On March 11, 2013, he used Twitter to share an allegation of government abuses against his clients, two of the most well-known human rights activists in Saudi Arabia and co founders of Saudi Civil and Political Rights Association (ACPRA): Mohammad Fahad al-Qahtani, an Indiana University educated economics professor and Abdullah al-Hamid, a professor of Arabic Literature and Poetry. Both had been jailed for advocating for fair and public trials of political detainees and for freedom of speech.

He tweeted: “We just came out of Malaz Prison and my clients have refused to meet us in handcuffs. The prison administrator refused to unchain them and asked us to bring an order from the governorate”.

Less than 24 hours later, he was summoned for interrogation over his tweets and the governor of Riyadh issued immediately a statement that Al Hussan was “trying to provide inaccurate information about the government”: “I was interrogated for two hours.
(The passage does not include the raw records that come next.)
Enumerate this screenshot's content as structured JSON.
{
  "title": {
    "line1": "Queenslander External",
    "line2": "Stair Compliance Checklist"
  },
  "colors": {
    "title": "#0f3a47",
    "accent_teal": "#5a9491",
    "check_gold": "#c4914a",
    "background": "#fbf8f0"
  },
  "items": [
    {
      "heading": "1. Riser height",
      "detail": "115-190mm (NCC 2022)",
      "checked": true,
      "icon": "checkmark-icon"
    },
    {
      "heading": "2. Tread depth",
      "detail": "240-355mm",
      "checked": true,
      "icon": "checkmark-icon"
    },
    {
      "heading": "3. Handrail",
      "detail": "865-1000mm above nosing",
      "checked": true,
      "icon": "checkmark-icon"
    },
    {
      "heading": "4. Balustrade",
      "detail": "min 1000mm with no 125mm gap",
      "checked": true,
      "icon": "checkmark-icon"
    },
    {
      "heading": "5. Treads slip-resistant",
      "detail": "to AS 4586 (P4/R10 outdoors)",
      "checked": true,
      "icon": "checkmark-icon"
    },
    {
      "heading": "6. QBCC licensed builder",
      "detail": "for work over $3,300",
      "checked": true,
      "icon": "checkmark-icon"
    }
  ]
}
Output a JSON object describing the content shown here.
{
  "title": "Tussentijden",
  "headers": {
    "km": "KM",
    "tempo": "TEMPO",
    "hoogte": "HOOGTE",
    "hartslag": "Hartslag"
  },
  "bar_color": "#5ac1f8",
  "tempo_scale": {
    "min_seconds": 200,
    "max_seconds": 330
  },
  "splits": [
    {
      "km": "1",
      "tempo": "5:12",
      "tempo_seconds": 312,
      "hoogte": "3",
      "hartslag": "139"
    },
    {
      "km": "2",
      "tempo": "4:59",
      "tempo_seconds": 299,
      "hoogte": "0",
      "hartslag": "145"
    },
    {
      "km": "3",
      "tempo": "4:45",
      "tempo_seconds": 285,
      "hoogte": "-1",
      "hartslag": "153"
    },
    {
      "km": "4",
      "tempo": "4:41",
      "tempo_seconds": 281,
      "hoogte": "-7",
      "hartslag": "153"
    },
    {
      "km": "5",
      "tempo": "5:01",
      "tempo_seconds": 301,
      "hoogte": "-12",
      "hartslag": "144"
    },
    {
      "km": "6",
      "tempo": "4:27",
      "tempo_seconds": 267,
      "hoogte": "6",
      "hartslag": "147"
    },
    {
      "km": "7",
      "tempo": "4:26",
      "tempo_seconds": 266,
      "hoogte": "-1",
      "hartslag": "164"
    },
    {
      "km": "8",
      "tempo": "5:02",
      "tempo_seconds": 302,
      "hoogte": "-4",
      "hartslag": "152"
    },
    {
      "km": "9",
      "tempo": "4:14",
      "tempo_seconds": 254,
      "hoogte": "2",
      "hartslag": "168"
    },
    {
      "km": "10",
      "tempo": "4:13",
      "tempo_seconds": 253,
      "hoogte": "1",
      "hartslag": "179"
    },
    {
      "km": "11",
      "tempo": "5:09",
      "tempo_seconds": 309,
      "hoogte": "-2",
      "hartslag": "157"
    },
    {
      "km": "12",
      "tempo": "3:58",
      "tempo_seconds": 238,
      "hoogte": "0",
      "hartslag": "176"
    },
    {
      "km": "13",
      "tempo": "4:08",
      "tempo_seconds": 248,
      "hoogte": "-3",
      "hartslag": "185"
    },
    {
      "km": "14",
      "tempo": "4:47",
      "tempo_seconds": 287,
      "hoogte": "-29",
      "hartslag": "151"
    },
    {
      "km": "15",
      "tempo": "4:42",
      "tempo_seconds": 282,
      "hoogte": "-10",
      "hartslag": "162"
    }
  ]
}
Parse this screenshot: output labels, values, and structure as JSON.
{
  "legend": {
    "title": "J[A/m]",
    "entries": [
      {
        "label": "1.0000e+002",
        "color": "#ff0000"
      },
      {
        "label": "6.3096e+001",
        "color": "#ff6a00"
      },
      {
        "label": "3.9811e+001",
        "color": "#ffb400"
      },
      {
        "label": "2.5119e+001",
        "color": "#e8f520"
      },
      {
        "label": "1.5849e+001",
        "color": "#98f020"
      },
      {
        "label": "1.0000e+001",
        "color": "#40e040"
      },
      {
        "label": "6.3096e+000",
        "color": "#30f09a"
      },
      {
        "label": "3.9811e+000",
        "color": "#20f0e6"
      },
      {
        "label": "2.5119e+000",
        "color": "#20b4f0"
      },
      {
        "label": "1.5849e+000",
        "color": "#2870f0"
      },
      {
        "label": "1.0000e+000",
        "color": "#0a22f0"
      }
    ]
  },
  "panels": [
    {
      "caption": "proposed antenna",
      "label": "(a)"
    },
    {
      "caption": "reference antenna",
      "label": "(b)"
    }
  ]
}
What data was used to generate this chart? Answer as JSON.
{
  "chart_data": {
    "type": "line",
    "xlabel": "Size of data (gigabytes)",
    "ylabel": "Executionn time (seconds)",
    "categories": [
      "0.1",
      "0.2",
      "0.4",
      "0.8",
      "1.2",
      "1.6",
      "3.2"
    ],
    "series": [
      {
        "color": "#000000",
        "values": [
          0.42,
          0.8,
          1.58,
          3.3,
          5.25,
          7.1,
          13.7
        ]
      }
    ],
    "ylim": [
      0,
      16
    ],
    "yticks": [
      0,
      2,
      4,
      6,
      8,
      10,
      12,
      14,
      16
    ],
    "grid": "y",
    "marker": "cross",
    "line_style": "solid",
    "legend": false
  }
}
Others had tweeted the same information about the prisoners, but I was targeted personally because of my history with human rights cases”, says Abdulaziz Al Hussan to Elisabeth Andrews.

Then, he was targeted by pro-government media and his license to practice law was challenged by the Saudi Ministry of Justice.

The government of Saudi Arabia has threaten him to use the Interpol as tool against him if he travels out of the US, which he did to Europe where he holds meetings and present lectures in the UK, Belgium and the Netherlands in cooperation with Amnesty International. He became legal advisor on pro bone basis to many NGOs including Amnesty International. A warrant issued against him by the Saudi Government because of his human rights and reform works.

Instead of waiting to face a sentence of 5 to 15 years of prison or at least be placed on travel ban, al-Hussan chose to leave Saudi Arabia: “You have to choose between exile and prison, and I thought I would be more useful in exile”, he says.

1.

== Academic career ==

He quickly arranged to move to Bloomington, Indiana, in the US after contacting David C. Williams, the executive director at the Center for Constitutional Democracy about a possible post as a visiting scholar.

He worked at Indiana University from May 2013 until August 2015 as visiting scholar, he was responsible for the Arabian Peninsula program of the Center for Constitutional Democracy, where he worked on designing a constitution for the Kingdom of Saudi Arabia and he published a summary of his research in couple of articles in Arabic titled “the possible Kingdom”. He focused on researching Islamic constitutionalism and reform in the Kingdom.

From September 2014 to August 2015, he worked as senior fellow at Indiana University School of Global and International Studies. In August 2015, he was invited to join Iowa College of Law as a research scholar, which has continues to do.

On December 1, 2015, he founded the Dir`iyah Institution on Washington, D.C., which is an independent non-profit institution dedicated to studies of the Arabian Peninsula with focus on constitutional law, reform, political science and history. The board of the institution consists of many scholars from different countries in the Arabian Peninsula and the US.

== Writing career ==

Al Hussan is a columnist in different Arabic newspapers. In his articles, he submits proposals for political reforms in Saudi Arabia.

1.

== Professional memberships ==
Al Hussan is admitted to practice law in the Kingdom of Saudi Arabia and member of the American Bar Association.